Just after having written about one law department’s budget categories (See my post of Sept. 9, 2008: 34 line items.), I came across a second set of accounts. This one has 52 items of which most resemble a category in the previously-reviewed budget.
With so many more categories, however, the second one breaks expenditures more finely. Instead of “travel and lodging” this one has “air/ground travel,” “car rental – short term,” “mileage, tolls, parking,” and “lodging/hotel.” Elaborating on the single category of “training”, the second set has “in-house employee training,” “outside employee training,” and “employee training materials.” A final example: rather than simply “office supplies,” there are narrower categories for “office supplies,” “stationery,” “miscellaneous other supplies,” “equipment < $3,000),” “expensed tools,” and “merchandise consumed.”
As should be expected, the second general ledger system has some categories that do not appear in the first set.

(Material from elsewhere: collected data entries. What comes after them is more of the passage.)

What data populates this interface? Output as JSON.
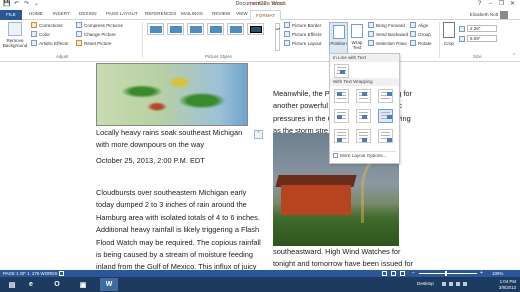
{
  "window": {
    "title": "Document22 - Word",
    "context_tab_group": "PICTURE TOOLS",
    "controls": [
      "?",
      "–",
      "❐",
      "✕"
    ]
  },
  "qat": [
    "💾",
    "↶",
    "↷",
    "⌄"
  ],
  "tabs": {
    "file": "FILE",
    "items": [
      "HOME",
      "INSERT",
      "DESIGN",
      "PAGE LAYOUT",
      "REFERENCES",
      "MAILINGS",
      "REVIEW",
      "VIEW"
    ],
    "format": "FORMAT"
  },
  "user": {
    "name": "Elizabeth Nolt"
  },
  "ribbon": {
    "remove_background": "Remove Background",
    "adjust": {
      "corrections": "Corrections",
      "color": "Color",
      "artistic_effects": "Artistic Effects",
      "compress": "Compress Pictures",
      "change": "Change Picture",
      "reset": "Reset Picture",
      "label": "Adjust"
    },
    "picture_styles": {
      "label": "Picture Styles",
      "border": "Picture Border",
      "effects": "Picture Effects",
      "layout": "Picture Layout"
    },
    "arrange": {
      "position": "Position",
      "wrap_text": "Wrap Text",
      "bring_forward": "Bring Forward",
      "send_backward": "Send Backward",
      "selection_pane": "Selection Pane",
      "align": "Align",
      "group": "Group",
      "rotate": "Rotate"
    },
    "size": {
      "crop": "Crop",
      "label": "Size",
      "height": "2.26\"",
      "width": "5.09\""
    }
  },
  "wrap_menu": {
    "inline_heading": "In Line with Text",
    "wrapping_heading": "With Text Wrapping",
    "more_options": "More Layout Options..."
  },
  "document": {
    "caption": "Locally heavy rains soak southeast Michigan with more downpours on the way",
    "dateline": "October 25, 2013, 2:00 P.M. EDT",
    "body_left": "Cloudbursts over southeastern Michigan early today dumped 2 to 3 inches of rain around the Hamburg area with isolated totals of 4 to 6 inches. Additional heavy rainfall is likely triggering a Flash Flood Watch may be required. The copious rainfall is being caused by a stream of moisture feeding inland from the Gulf of Mexico. This influx of juicy air likely will",
    "body_right_top_1": "Meanwhile, the P",
    "body_right_top_1b": "cing for",
    "body_right_top_2": "another powerful",
    "body_right_top_2b": "heric",
    "body_right_top_3": "pressures in the G",
    "body_right_top_3b": "diving",
    "body_right_top_4": "as the storm stre",
    "body_right_bottom": "southeastward. High Wind Watches for tonight and tomorrow have been issued for the"
  },
  "status": {
    "page": "PAGE 1 OF 1",
    "words": "276 WORDS",
    "zoom_minus": "–",
    "zoom_plus": "+",
    "zoom_level": "100%"
  },
  "taskbar": {
    "desktop": "Desktop",
    "time": "1:04 PM",
    "date": "3/9/2013"
  },
  "colors": {
    "word_blue": "#2b579a",
    "format_tab": "#a0522d",
    "taskbar": "#1d3b5e"
  }
}
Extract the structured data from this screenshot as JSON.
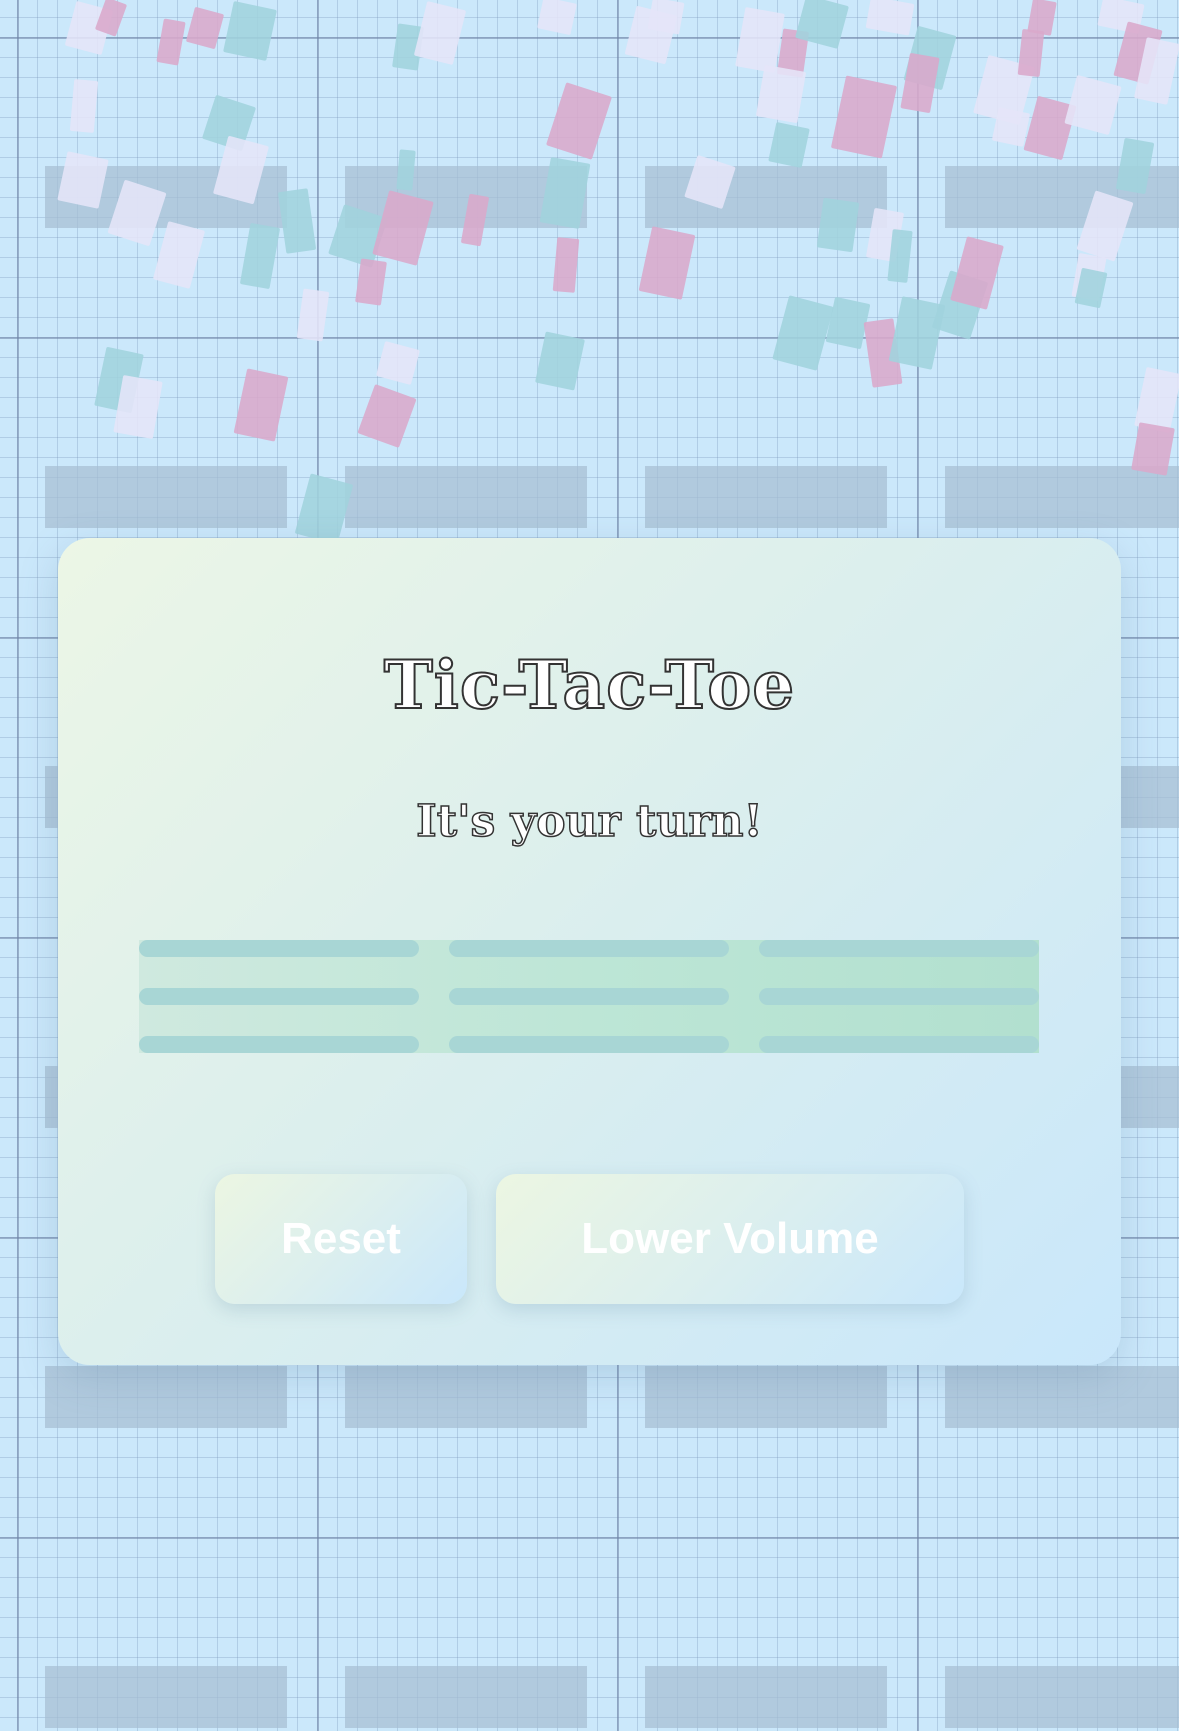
{
  "game": {
    "title": "Tic-Tac-Toe",
    "status": "It's your turn!",
    "board": {
      "rows": 3,
      "cols": 3,
      "cells": [
        "",
        "",
        "",
        "",
        "",
        "",
        "",
        "",
        ""
      ]
    }
  },
  "buttons": {
    "reset_label": "Reset",
    "volume_label": "Lower Volume"
  },
  "colors": {
    "background": "#cbe8fb",
    "card_start": "#ecf6e6",
    "card_end": "#c9e7fb",
    "board": "#bde6d6",
    "cell": "#a8d6d5",
    "confetti_pink": "#d9a9cb",
    "confetti_teal": "#a0d3dd",
    "confetti_lavender": "#e5e5f8"
  }
}
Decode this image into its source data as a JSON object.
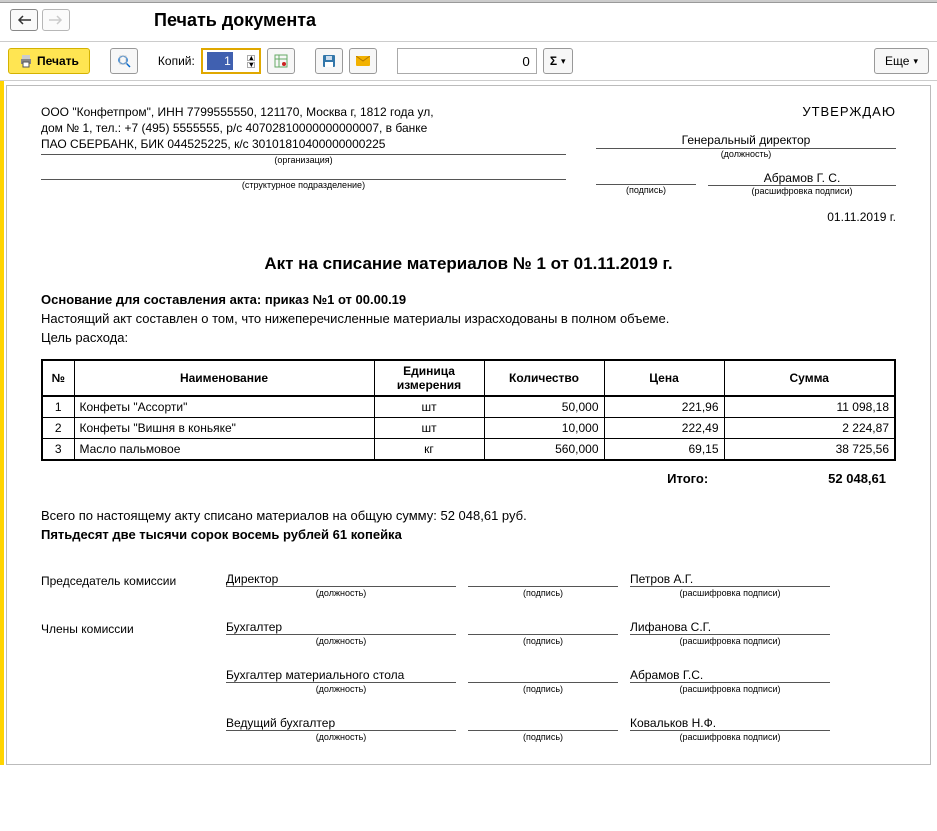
{
  "titlebar": {
    "title": "Печать документа"
  },
  "toolbar": {
    "print": "Печать",
    "copies_label": "Копий:",
    "copies_value": "1",
    "field_value": "0",
    "more": "Еще"
  },
  "header": {
    "approve": "УТВЕРЖДАЮ",
    "org_line1": "ООО \"Конфетпром\", ИНН 7799555550, 121170, Москва г, 1812 года ул,",
    "org_line2": "дом № 1, тел.: +7 (495) 5555555, р/с 40702810000000000007, в банке",
    "org_line3": "ПАО СБЕРБАНК, БИК 044525225, к/с 30101810400000000225",
    "org_sub": "(организация)",
    "dept_sub": "(структурное подразделение)",
    "position": "Генеральный директор",
    "position_sub": "(должность)",
    "sig_sub": "(подпись)",
    "name": "Абрамов Г. С.",
    "name_sub": "(расшифровка подписи)",
    "date": "01.11.2019 г."
  },
  "doc": {
    "title": "Акт на списание материалов № 1 от 01.11.2019 г.",
    "basis": "Основание для составления акта: приказ №1 от 00.00.19",
    "text": "Настоящий акт составлен о том, что нижеперечисленные материалы израсходованы в полном объеме.",
    "goal": "Цель расхода:"
  },
  "table": {
    "h_no": "№",
    "h_name": "Наименование",
    "h_unit": "Единица измерения",
    "h_qty": "Количество",
    "h_price": "Цена",
    "h_sum": "Сумма",
    "rows": [
      {
        "no": "1",
        "name": "Конфеты \"Ассорти\"",
        "unit": "шт",
        "qty": "50,000",
        "price": "221,96",
        "sum": "11 098,18"
      },
      {
        "no": "2",
        "name": "Конфеты \"Вишня в коньяке\"",
        "unit": "шт",
        "qty": "10,000",
        "price": "222,49",
        "sum": "2 224,87"
      },
      {
        "no": "3",
        "name": "Масло пальмовое",
        "unit": "кг",
        "qty": "560,000",
        "price": "69,15",
        "sum": "38 725,56"
      }
    ],
    "itogo_label": "Итого:",
    "itogo_value": "52 048,61"
  },
  "totals": {
    "line": "Всего по настоящему акту списано материалов на общую сумму: 52 048,61 руб.",
    "words": "Пятьдесят две тысячи сорок восемь рублей 61 копейка"
  },
  "signatures": {
    "chair_label": "Председатель комиссии",
    "members_label": "Члены комиссии",
    "pos_sub": "(должность)",
    "sig_sub": "(подпись)",
    "name_sub": "(расшифровка подписи)",
    "rows": [
      {
        "role_idx": 0,
        "pos": "Директор",
        "name": "Петров А.Г."
      },
      {
        "role_idx": 1,
        "pos": "Бухгалтер",
        "name": "Лифанова С.Г."
      },
      {
        "role_idx": 2,
        "pos": "Бухгалтер материального стола",
        "name": "Абрамов Г.С."
      },
      {
        "role_idx": 3,
        "pos": "Ведущий бухгалтер",
        "name": "Ковальков Н.Ф."
      }
    ]
  }
}
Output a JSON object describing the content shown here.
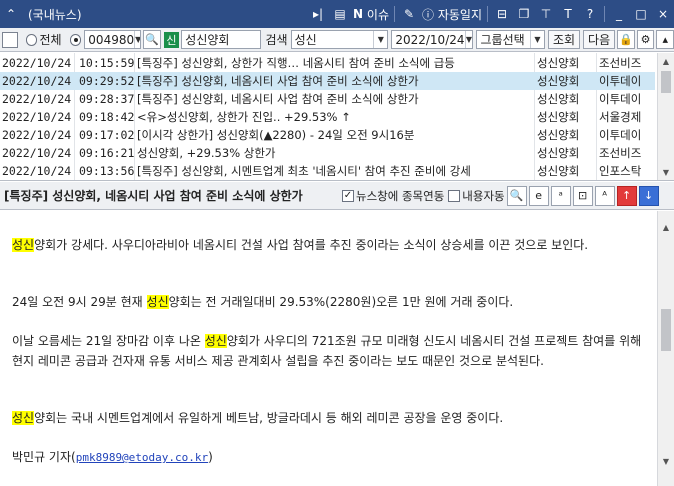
{
  "window": {
    "title": "(국내뉴스)",
    "issue_label": "이슈",
    "autolog_label": "자동일지",
    "controls": [
      "_",
      "□",
      "×"
    ]
  },
  "toolbar": {
    "radio_all_label": "전체",
    "code_value": "004980",
    "stock_badge": "신",
    "stock_name": "성신양회",
    "search_label": "검색",
    "search_value": "성신",
    "date_value": "2022/10/24",
    "group_select": "그룹선택",
    "query_button": "조회",
    "next_button": "다음"
  },
  "news": {
    "rows": [
      {
        "date": "2022/10/24",
        "time": "10:15:59",
        "title": "[특징주] 성신양회, 상한가 직행… 네옴시티 참여 준비 소식에 급등",
        "code": "성신양회",
        "source": "조선비즈"
      },
      {
        "date": "2022/10/24",
        "time": "09:29:52",
        "title": "[특징주] 성신양회, 네옴시티 사업 참여 준비 소식에 상한가",
        "code": "성신양회",
        "source": "이투데이"
      },
      {
        "date": "2022/10/24",
        "time": "09:28:37",
        "title": "[특징주] 성신양회, 네옴시티 사업 참여 준비 소식에 상한가",
        "code": "성신양회",
        "source": "이투데이"
      },
      {
        "date": "2022/10/24",
        "time": "09:18:42",
        "title": "<유>성신양회, 상한가 진입.. +29.53% ↑",
        "code": "성신양회",
        "source": "서울경제"
      },
      {
        "date": "2022/10/24",
        "time": "09:17:02",
        "title": "[이시각 상한가] 성신양회(▲2280) - 24일 오전 9시16분",
        "code": "성신양회",
        "source": "이투데이"
      },
      {
        "date": "2022/10/24",
        "time": "09:16:21",
        "title": "성신양회, +29.53% 상한가",
        "code": "성신양회",
        "source": "조선비즈"
      },
      {
        "date": "2022/10/24",
        "time": "09:13:56",
        "title": "[특징주] 성신양회, 시멘트업계 최초 '네옴시티' 참여 추진 준비에 강세",
        "code": "성신양회",
        "source": "인포스탁"
      }
    ]
  },
  "article": {
    "title": "[특징주] 성신양회, 네옴시티 사업 참여 준비 소식에 상한가",
    "link_news_label": "뉴스창에 종목연동",
    "content_auto_label": "내용자동",
    "p1_hl": "성신",
    "p1_rest": "양회가 강세다. 사우디아라비아 네옴시티 건설 사업 참여를 추진 중이라는 소식이 상승세를 이끈 것으로 보인다.",
    "p2_pre": "24일 오전 9시 29분 현재 ",
    "p2_hl": "성신",
    "p2_rest": "양회는 전 거래일대비 29.53%(2280원)오른 1만 원에 거래 중이다.",
    "p3_pre": "이날 오름세는 21일 장마감 이후 나온 ",
    "p3_hl": "성신",
    "p3_rest": "양회가 사우디의 721조원 규모 미래형 신도시 네옴시티 건설 프로젝트 참여를 위해 현지 레미콘 공급과 건자재 유통 서비스 제공 관계회사 설립을 추진 중이라는 보도 때문인 것으로 분석된다.",
    "p4_hl": "성신",
    "p4_rest": "양회는 국내 시멘트업계에서 유일하게 베트남, 방글라데시 등 해외 레미콘 공장을 운영 중이다.",
    "reporter": "박민규 기자(",
    "email": "pmk8989@etoday.co.kr",
    "reporter_end": ")"
  }
}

Aircraft fees (perhaps for flights on the corporate jet)
Drinking water
Employee relations
Employee giveaways
Entertainment — Company personnel
Entertainment — Third Parties
Inter-department cross transfers
Even so, the first set, with 18 fewer categories, has a handful not found on the second, fuller set. These include “videoconference,” “patent costs,” four for “professional services,” and “relocation.”